5. The color filter substrate of claim 2, wherein each touch electrode unit is connected to a leading-out line, and a signal input end of the touch electrode unit is connected to the driving chip through the leading-out line connected thereto.

6. The color filter substrate of claim 2, wherein all the touch electrode units are distributed in a matrix, and the ito layer further comprises:

and the forked ground wires are arranged between the two adjacent rows of the touch electrode units and separate the touch electrode units on two sides of the forked ground wires.

7. The color filter substrate of claim 6, wherein the color filter layer comprises: the color filter area and the shading area, and the branch ground wire is arranged in the projection range of the shading area towards the indium tin oxide layer.

8. The color filter substrate of claim 6, wherein other functional electrode units are arranged between two adjacent rows of the touch electrode units, the other functional electrode units and two adjacent rows of the touch electrode units are provided with the bifurcated ground lines, and the bifurcated ground lines are further used for separating the touch electrode units on two sides from the other functional electrode units.
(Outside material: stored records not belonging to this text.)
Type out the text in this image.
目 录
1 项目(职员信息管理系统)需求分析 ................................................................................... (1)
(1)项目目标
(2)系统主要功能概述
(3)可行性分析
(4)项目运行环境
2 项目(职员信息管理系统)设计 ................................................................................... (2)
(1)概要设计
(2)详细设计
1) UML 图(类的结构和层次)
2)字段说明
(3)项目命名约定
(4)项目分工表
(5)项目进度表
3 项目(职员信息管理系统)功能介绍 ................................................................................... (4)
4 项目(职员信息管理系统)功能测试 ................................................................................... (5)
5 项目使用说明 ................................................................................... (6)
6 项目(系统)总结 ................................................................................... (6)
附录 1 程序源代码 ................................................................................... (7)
9. The color filter substrate of claim 2, wherein signal input ends of all the touch electrode units are used for being connected with the driving chips on the same side.

10. A display panel, comprising an array substrate and the color filter substrate according to any one of claims 1 to 9, wherein the array substrate and the color filter substrate form a pair box, and a liquid crystal layer is disposed between the array substrate and the color filter substrate.